A SIMPLE FAVOR (2018) ★★★★☆


L'ombre d'Emily (2018)

 

 

Stéphanie cherche à découvrir la vérité sur la soudaine disparition de sa meilleure amie Emily.

 

 

Origine du film : États-Unis
Réalisateur : Paul Feig
Scénariste : Jessica Sharzer
Acteurs : Anna Kendrick, Blake Lively, Henry Golding, Andrew Rannells, Linda Cardellini, Jean Smart, Rupert Friend, Eric Johnson, Dustin Milligan
Musique : Theodore Shapiro
Genre : Crime, Drame, Mystère, Thriller
Durée : 117 minutes
Date de sortie : 26 septembre 2018 (France)
Année de production : 2018
Sociétés de production : Lionsgate, Feigco Entertainment, Bron Studios
Distribué par : Lionsgate
Titre français : L’Ombre d’Emily
Notre note : ★★★★☆

 

 

« A Simple Favor » ou « L’Ombre d’Emily » pour la distribution française, est un thriller criminel datant de 2018, réalisé par Paul Feig, à qui l’on doit également « Ghostbusters » (2016). Les acteurs principaux sont Anna Kendrick, qu’on a pu voir dans « The Accountant » (2016), Blake Lively, qu’on a pu voir dans « The Shallows » (2016), Henry Golding, qu’on a pu voir dans « Crazy Rich Asians » (2018), et Andrew Rannells, qu’on a pu voir dans « Why Him? » (2016). Le scénario est basé sur le roman du même nom, signé par Darcey Bell.

L’histoire proposée par « A Simple Favor » nous invite à suivre Stéphanie Smothers (Anna Kendrick), une jeune mère veuve qui gère un vlog (blog qui utilise la vidéo comme support principal de son contenu) proposant des trucs et astuces pour la maison ainsi que des recettes de cuisine. Son fils fréquente la même école que celui d’Emily (Blake Lively), une femme active, directrice des relations publiques pour une grosse entreprise de mode. Emily et Stéphanie deviennent très proches et s’échangent des confidences sur leurs vies respectives. Du jour au lendemain, Emily disparaît, laissant son fils Nicky (Ian Ho) à la charge de Stéphanie. On finit par retrouver le corps d’Emily au fond d’un lac du Michigan. Stéphanie commence alors à se rapprocher de Sean (Henry Golding), le mari de la défunte Emily. Mais l’ombre de cette dernière rôde…

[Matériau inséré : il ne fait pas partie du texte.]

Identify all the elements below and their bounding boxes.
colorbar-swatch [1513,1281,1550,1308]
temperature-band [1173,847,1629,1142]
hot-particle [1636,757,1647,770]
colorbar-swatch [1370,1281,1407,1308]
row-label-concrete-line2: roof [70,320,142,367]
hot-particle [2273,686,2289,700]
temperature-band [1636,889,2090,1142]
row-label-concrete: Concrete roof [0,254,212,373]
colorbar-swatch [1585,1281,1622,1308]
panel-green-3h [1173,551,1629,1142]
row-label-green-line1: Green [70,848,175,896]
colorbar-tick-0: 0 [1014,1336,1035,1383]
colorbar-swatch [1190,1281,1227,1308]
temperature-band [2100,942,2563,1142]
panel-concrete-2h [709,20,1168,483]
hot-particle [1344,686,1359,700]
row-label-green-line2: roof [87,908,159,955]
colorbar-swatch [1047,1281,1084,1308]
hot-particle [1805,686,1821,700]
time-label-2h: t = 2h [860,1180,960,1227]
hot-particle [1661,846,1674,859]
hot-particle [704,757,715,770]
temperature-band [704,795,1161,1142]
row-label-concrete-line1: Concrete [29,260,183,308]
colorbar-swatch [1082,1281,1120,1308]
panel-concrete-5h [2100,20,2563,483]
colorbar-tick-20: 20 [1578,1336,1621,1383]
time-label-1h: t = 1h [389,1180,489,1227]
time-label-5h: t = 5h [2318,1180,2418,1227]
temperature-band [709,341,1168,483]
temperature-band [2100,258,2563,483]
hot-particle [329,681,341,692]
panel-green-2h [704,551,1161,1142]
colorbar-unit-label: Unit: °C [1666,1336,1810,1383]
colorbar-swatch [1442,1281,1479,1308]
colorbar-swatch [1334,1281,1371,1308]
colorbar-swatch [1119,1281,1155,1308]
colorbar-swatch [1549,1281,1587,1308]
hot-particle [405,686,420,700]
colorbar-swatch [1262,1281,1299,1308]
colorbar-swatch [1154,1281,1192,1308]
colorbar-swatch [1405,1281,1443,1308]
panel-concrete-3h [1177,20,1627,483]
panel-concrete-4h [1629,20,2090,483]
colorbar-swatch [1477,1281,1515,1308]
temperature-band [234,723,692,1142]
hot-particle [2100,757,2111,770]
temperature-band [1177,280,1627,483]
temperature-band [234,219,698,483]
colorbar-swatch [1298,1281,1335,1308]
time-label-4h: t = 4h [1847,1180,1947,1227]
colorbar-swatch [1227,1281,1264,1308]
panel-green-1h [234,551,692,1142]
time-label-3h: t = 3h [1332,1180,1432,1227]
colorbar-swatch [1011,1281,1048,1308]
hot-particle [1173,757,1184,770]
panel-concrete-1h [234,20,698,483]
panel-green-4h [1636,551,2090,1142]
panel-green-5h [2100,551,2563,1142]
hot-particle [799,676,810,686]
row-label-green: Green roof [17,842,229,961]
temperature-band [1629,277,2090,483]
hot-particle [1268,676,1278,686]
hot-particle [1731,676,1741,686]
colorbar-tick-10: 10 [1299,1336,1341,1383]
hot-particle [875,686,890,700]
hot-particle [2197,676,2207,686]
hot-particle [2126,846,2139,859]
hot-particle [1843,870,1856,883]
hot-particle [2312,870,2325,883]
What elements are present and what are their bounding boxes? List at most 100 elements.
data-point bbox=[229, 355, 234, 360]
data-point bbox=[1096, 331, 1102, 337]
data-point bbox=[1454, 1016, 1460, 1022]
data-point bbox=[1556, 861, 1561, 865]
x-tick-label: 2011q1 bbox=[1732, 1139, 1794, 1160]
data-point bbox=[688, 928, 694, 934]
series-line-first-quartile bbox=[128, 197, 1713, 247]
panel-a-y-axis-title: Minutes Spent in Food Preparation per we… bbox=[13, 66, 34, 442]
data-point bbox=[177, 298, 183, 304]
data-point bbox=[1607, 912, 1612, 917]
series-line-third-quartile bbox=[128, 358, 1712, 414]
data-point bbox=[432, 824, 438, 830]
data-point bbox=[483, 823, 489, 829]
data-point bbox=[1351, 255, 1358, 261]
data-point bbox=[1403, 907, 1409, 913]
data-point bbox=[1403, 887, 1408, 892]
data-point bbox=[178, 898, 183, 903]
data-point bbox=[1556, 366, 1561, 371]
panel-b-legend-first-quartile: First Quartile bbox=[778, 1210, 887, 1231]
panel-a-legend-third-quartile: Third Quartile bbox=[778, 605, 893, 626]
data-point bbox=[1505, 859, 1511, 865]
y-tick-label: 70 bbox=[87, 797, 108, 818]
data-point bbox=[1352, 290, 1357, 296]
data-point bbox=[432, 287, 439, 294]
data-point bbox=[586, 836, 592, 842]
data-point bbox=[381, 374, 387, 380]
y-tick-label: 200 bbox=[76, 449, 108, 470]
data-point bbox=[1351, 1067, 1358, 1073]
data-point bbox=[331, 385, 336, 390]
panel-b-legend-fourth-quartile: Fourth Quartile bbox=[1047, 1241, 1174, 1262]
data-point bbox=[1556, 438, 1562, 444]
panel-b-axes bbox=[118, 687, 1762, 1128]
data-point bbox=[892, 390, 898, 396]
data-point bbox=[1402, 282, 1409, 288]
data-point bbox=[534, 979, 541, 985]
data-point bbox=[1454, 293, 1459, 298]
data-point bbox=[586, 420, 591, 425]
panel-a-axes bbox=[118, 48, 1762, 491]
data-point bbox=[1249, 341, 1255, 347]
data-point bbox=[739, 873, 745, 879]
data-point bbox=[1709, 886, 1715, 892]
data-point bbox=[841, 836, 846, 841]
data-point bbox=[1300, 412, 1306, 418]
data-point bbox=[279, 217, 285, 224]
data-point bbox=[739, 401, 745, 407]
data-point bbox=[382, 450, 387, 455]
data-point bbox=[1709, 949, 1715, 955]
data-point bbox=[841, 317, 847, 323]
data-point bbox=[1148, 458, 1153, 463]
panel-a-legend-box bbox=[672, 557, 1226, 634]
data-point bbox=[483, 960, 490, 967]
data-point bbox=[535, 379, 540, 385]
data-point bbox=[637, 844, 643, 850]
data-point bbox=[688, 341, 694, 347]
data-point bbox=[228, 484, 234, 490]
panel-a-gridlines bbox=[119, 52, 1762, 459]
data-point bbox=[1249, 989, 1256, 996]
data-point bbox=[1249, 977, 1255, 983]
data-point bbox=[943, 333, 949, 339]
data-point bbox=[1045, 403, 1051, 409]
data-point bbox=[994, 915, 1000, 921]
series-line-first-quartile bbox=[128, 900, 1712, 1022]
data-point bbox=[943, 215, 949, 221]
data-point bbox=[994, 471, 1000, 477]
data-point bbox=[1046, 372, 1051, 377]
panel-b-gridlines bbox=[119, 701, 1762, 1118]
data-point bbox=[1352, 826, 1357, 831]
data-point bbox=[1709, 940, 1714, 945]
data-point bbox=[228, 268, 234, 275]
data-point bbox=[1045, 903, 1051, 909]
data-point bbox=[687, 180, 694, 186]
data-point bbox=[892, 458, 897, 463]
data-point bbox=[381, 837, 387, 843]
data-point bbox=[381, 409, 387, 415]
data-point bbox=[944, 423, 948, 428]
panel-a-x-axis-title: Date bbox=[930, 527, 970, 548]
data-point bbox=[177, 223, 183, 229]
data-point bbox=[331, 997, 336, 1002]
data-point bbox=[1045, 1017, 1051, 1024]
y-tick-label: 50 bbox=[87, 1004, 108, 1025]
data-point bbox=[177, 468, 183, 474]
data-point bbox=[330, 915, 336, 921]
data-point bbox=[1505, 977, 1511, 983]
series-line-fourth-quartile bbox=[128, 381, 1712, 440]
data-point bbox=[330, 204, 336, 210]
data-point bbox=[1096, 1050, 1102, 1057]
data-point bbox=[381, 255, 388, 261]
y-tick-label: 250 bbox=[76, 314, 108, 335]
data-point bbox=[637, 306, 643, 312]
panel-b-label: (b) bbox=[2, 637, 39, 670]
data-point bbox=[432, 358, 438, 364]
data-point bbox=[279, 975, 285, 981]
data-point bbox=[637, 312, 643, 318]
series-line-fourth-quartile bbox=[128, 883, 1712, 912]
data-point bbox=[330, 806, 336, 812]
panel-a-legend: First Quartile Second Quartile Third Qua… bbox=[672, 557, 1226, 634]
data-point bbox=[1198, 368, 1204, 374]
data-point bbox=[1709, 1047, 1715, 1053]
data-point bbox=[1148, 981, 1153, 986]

« A Simple Favor » s’articule autour de plusieurs thématiques. On peut voir ce métrage affubler d’une catégorisation de comédie. Il n’en est rien, même s’il y a quelques dialogues croustillants. On retrouve essentiellement le concept du thriller et du mystère dans ce film. Le mystère, car la trame principale, dans la partie centrale du métrage, est construite autour de la disparition d’Emily. Alors qu’elle est censée s’être rendue à Miami pour son travail, cette dernière ne donne plus signe de vie. Les appels téléphoniques et autres SMS restent sans réponse. Dans un second temps, après la découverte du décès d’Emily, le mystère se déplace sur l’identité de celle-ci, son enfance, sa famille. Comme souvent, là où il y a du mystère, on retrouve du thriller. L’intrigue évolue à plusieurs reprises. Le twist principal est un petit peu trop prévisible pour que l’on soit vraiment surpris, mais, à la limite ce n’est pas vraiment un problème car il devient un élément constituant de la dernière partie et du développement. On peut donc voir ce métrage en quatre actes distincts, avec des développements spécifiques et un arc de narration propre à chaque section.

À travers le scénario concocté par Jessica Sharzer, qui était déjà à l’écriture de « Nerve » (2016), adaptant ici le roman de Darcey Bell paru en 2017, on se focalise essentiellement sur le personnage de Stéphanie (Anna Kendrick). Cette dernière apparaît rapidement comme une mère de famille ingénue, quelque peu nunuche, légèrement niaise et singulièrement naïve. Ses choix vestimentaires sont très discutables et son vlog semble être à son image. Son état d’esprit évolue à travers le développement du film, sa curiosité la pousse à être de plus en plus entreprenante. Elle perd progressivement sa naïveté, au point même, qu’on envisage, un temps durant, qu’elle pourrait être la responsable de la disparition d’Emily.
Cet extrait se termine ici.